If a PR fails in their responsibilities, the beneficiaries and any other PRs can take steps to have them removed, for instance, if they are not properly administering the estate or failing to account for the administration, or there is a conflict between PRs.
The ruling in The Estate of Veronica Cadogan deceased  EWHC 1577 is particularly useful for its discussion on the legal responsibilities of the PRs of an estate and the risks of incurring personal liability. The case recently concluded with a former administrator of the estate being ordered to pay around £1.7m to the estate.
The Cadogan estate
Practitioners may be familiar with the background to what was a long-running, nine-year litigation. Kirsty Cadogan and her brother, Kevin, were the administrators of their late mother’s estate - a complex and high value estate that included a number of properties.
Their mother left a will but no grant of probate had been taken out, and Kirsty and Kevin obtained letters of administration with will annexed in April 2013.
However, disputes arose between the two administrators and other individuals.

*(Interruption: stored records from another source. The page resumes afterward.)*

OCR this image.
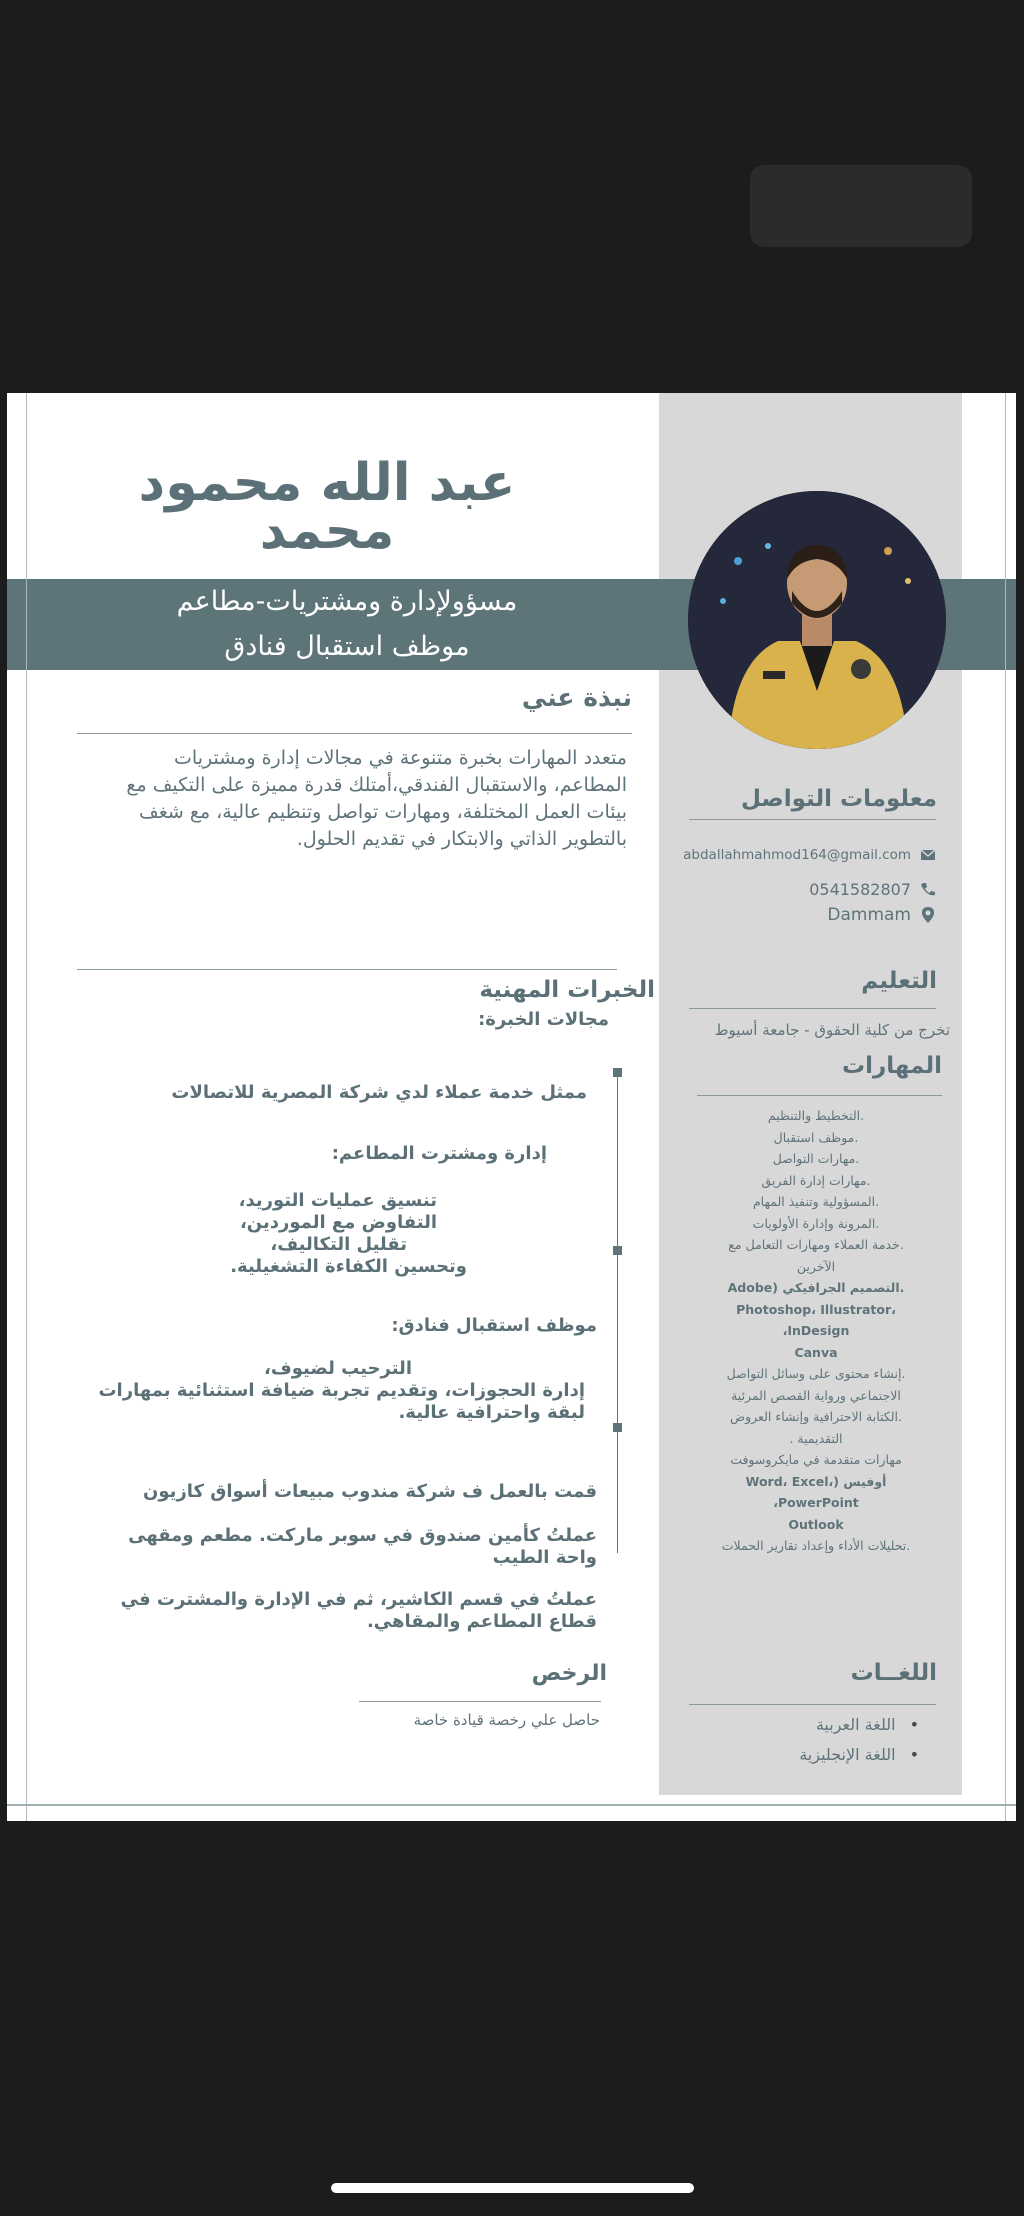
عبد الله محمود محمد
مسؤولإدارة ومشتريات-مطاعم
موظف استقبال فنادق
نبذة عني
متعدد المهارات بخبرة متنوعة في مجالات إدارة ومشتريات المطاعم، والاستقبال الفندقي،أمتلك قدرة مميزة على التكيف مع بيئات العمل المختلفة، ومهارات تواصل وتنظيم عالية، مع شغف بالتطوير الذاتي والابتكار في تقديم الحلول.
الخبرات المهنية
مجالات الخبرة:
ممثل خدمة عملاء لدي شركة المصرية للاتصالات
إدارة ومشترت المطاعم:
تنسيق عمليات التوريد،
التفاوض مع الموردين،
تقليل التكاليف،
وتحسين الكفاءة التشغيلية.
موظف استقبال فنادق:
الترحيب لضيوف،
إدارة الحجوزات، وتقديم تجربة ضيافة استثنائية بمهارات لبقة واحترافية عالية.
قمت بالعمل ف شركة مندوب مبيعات أسواق كازيون
عملتُ كأمين صندوق في سوبر ماركت. مطعم ومقهى واحة الطيب
عملتُ في قسم الكاشير، ثم في الإدارة والمشترت في قطاع المطاعم والمقاهي.
الرخص
حاصل علي رخصة قيادة خاصة
معلومات التواصل
abdallahmahmod164@gmail.com
0541582807
Dammam
التعليم
تخرج من كلية الحقوق - جامعة أسيوط
المهارات
.التخطيط والتنظيم
.موظف استقبال
.مهارات التواصل
.مهارات إدارة الفريق
.المسؤولية وتنفيذ المهام
.المرونة وإدارة الأولويات
.خدمة العملاء ومهارات التعامل مع
الآخرين
.التصميم الجرافيكي (Adobe
Photoshop، Illustrator، InDesign،
Canva
.إنشاء محتوى على وسائل التواصل
الاجتماعي ورواية القصص المرئية
.الكتابة الاحترافية وإنشاء العروض
التقديمية .
مهارات متقدمة في مايكروسوفت
أوفيس (Word، Excel، PowerPoint،
Outlook
.تحليلات الأداء وإعداد تقارير الحملات
اللغــات
• اللغة العربية
• اللغة الإنجليزية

In 2016 Kevin and Kirsty issued claims against each other for ‘wilful default’ in respect of their dealings during the estate administration.
Wilful default “seems to require nothing more than that the representative has fallen below the standards to be expected of a reasonably competent representative…” (Williams, Mortimer & Sunnucks: Executors, Administrators and Probate (21st ed) as quoted by JJ Judge Klein).
In April 2017, the court removed Kirsty and Kevin as administrator and appointed Mills & Reeve Trust Corporation Ltd as professional administrator in their place.
Kirsty’s contention was that a family business run by Kevin had used some of the properties in the estate without paying occupation rent, accounting for profits made or accounting for rent from other properties. He admitted failing to collect rent for the estate for the business’s occupation of the properties but said he had given credit for sums due. Kevin counter-claimed against Kirsty for alleged failure to collect rent or obtain possession of properties.
Kirsty won her claim and the High Court has now ordered Kevin to account to the estate to the tune of £1.7m. HH Klein quoted Williams thus: “A representative must duly administer and distribute the estate of the deceased. For these purposes, he owes duties to preserve the assets, to deal properly with them, and to apply them in the due course of administration for the benefit of those interested according to that course. A representative who breaches any of these duties is guilty of a devastavit and may be personally liable to make good the loss caused to the estate…”
He also stated that a reasonably competent administrator controlling the properties in issue, “which are effectively income-generating properties, would have obtained income (by way of rent or other occupation fee) for the benefit of Mrs Cadogan’s estate. I am satisfied that Kevin has failed to do this and so is liable to account to the estate for that failure on the footing of wilful default”.
He went on to say that considering the sums which may have been generated by those properties for the benefit of the estate, Kevin’s failure was significant. His failures arguably tantamount to negligence and maladministration.
While this was a complex and high-value estate, it is a good reminder of the risks inherent in acting as a personal representative, and the consequences of failing to comply with their duties.